Right now, Canada is the only country that has a large-scale operation in collecting and refining oil from the oil sands. They are leading the way in the technology that will be used by other countries such as Russia, Venezuela, the Republic of the Congo, Tsimiroro (Madagascar) to produce oil from their oil sands as well. Much to the dismay of Opec.
Oil sands production now amounts to about half of the oil that the Canadians produce. No other place has as large an operation. In 2006 alone they produced 1.25 million barrels a day from 81 different oil sands projects. These are located in three areas in Alberta: Athabasca-Wabiskaw, Peace River, and Cold Lake. These areas are thought to have 85 percent of the bitumen deposits on the entire planet, making it a huge opportunity for oil job seekers and investors, alike.
Oil Sands in the U.S.
The Bakken Shale Fields or North Dakota Shale are located in the Williston Basin that stretches from Saskatchewan, Canada in the north, through roughly the middle of North Dakota and across the northeastern corner of Montana. The oil reserves in this area could be the biggest deposit in the US, next to that found in Alaska. With over 4000 active wells being worked in North Dakota, property owners are being paid to sell their mineral rights to the oil companies.

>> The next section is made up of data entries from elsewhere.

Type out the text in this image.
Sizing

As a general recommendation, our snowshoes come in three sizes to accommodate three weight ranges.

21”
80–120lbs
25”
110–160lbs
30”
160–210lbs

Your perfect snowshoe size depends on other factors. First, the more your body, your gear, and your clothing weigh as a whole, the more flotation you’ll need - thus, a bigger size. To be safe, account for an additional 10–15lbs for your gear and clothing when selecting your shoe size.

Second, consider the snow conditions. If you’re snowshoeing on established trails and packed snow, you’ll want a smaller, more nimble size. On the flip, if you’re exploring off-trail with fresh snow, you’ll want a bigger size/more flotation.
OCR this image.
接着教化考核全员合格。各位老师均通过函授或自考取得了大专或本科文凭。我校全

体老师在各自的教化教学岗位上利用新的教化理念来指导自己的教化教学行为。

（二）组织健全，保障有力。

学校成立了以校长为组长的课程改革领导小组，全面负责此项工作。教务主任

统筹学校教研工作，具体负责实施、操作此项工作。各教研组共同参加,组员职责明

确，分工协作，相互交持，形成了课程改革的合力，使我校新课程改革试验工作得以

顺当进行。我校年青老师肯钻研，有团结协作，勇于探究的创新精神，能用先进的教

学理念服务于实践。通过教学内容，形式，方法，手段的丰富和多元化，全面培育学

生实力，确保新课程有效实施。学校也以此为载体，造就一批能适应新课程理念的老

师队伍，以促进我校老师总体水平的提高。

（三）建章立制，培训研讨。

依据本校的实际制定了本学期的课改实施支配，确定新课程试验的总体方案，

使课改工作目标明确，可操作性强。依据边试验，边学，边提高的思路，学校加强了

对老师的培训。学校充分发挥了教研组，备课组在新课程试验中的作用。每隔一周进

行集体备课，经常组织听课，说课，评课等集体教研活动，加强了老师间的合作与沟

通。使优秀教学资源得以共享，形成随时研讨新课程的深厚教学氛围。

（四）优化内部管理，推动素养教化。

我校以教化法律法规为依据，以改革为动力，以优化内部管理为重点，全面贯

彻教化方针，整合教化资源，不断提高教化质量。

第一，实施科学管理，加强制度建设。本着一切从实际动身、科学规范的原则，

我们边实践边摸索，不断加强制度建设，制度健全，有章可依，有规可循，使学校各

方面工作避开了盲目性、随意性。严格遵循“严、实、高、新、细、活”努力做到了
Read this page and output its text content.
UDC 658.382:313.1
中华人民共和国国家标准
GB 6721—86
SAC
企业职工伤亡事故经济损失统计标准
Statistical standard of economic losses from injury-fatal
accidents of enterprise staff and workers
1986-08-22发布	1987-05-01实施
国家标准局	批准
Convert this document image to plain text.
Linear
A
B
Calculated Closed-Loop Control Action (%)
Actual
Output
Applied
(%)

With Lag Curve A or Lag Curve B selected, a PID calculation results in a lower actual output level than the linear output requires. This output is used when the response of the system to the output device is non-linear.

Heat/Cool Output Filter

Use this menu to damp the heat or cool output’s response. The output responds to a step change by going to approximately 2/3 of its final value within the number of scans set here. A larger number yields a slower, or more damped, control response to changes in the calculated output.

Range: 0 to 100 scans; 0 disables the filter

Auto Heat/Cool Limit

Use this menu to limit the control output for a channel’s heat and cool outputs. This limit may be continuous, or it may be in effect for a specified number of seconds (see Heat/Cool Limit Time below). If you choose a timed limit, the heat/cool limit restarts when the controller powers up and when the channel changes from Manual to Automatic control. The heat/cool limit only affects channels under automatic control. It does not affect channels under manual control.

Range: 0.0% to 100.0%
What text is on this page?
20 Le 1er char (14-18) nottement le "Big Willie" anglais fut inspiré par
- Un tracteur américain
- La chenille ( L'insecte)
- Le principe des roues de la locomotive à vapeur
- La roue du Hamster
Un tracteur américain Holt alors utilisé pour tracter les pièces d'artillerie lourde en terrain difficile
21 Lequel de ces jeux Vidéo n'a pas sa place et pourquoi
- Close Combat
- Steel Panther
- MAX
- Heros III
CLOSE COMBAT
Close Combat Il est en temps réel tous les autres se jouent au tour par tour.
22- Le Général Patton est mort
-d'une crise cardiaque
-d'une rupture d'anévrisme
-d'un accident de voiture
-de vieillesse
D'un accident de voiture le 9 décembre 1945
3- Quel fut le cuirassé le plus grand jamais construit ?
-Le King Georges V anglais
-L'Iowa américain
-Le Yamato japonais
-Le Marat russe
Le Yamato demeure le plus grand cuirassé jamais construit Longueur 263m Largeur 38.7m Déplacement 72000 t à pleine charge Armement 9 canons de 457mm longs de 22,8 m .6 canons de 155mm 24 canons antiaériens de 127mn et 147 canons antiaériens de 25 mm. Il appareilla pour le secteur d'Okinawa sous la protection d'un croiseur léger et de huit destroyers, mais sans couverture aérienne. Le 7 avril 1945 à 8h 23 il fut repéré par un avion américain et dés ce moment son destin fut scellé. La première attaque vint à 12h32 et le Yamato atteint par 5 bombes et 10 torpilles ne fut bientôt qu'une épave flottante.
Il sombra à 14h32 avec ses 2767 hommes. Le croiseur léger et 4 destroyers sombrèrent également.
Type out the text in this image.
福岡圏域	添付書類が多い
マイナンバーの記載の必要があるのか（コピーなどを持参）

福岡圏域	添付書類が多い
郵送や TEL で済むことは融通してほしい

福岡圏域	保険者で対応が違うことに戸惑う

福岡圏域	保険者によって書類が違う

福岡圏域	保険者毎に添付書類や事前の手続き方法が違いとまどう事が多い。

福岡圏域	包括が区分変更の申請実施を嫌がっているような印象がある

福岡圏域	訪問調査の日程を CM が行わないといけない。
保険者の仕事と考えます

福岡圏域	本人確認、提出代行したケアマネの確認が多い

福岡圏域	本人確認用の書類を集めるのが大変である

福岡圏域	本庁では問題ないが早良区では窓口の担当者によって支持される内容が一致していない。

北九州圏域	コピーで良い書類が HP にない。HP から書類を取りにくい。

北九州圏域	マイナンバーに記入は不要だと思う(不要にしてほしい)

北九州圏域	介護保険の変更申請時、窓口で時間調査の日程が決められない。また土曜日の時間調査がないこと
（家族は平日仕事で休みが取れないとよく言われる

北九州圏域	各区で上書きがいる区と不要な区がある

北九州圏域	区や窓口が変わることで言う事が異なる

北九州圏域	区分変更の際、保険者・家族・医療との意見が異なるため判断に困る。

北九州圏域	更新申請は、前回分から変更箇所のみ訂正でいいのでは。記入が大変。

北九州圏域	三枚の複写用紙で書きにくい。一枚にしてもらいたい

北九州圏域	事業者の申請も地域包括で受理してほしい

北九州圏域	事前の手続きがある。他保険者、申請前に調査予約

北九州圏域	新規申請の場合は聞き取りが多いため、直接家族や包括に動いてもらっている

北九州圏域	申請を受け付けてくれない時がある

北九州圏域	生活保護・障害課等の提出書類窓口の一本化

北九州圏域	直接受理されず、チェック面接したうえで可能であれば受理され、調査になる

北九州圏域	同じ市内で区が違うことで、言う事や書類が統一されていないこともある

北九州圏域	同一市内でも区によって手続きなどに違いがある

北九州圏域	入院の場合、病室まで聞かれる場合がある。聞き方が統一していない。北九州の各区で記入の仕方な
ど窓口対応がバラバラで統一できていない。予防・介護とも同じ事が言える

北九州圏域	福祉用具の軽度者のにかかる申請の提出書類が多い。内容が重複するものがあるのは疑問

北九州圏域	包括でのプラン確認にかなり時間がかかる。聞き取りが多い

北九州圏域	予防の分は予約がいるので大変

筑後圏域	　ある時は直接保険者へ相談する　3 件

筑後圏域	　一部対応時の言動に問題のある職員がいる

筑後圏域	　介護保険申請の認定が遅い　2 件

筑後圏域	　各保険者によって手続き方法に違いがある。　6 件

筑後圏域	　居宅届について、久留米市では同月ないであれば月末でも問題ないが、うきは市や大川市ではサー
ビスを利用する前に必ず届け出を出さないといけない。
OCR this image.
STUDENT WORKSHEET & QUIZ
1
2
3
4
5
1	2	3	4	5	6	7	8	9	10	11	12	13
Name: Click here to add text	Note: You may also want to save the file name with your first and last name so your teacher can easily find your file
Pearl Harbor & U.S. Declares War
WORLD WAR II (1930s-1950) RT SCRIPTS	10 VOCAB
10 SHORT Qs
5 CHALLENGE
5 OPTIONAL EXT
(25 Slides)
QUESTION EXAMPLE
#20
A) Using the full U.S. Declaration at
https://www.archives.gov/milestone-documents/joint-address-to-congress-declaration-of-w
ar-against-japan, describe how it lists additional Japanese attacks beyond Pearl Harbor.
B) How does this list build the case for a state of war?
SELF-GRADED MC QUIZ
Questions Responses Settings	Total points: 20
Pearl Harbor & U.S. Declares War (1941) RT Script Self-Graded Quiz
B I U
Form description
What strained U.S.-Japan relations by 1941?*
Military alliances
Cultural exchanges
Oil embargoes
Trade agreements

Other available oil sands in the U.S. are located mostly in eastern Utah, but there is not a significant amount of crude oil being produced commercially at this time. However, it is thought that there could be 32 billion barrels of oil from oil sands in Utah. The U.S. oil sands are considered “hydrocarbon wet” rather than “water wet” as the ones in Canada are. This means a different procurement process has to be used and that is still largely under development.
However, because of the arid climate in Utah, there could be a problem with the heavily water-dependant process currently used. By law the US government can not buy oil that uses processes generating emissions of greenhouse gases greater than traditionally produced petroleum, and that includes crude oil from oil sands.
It is estimated that the Bakken shale formations in Canada, North Dakota and Montana could hold nearly four billion barrels of oil. Fort McMurray jobs information here.
All in all, oils sand fields could be the way of the future in our relentless search for the precious commodity the world depends on – OIL.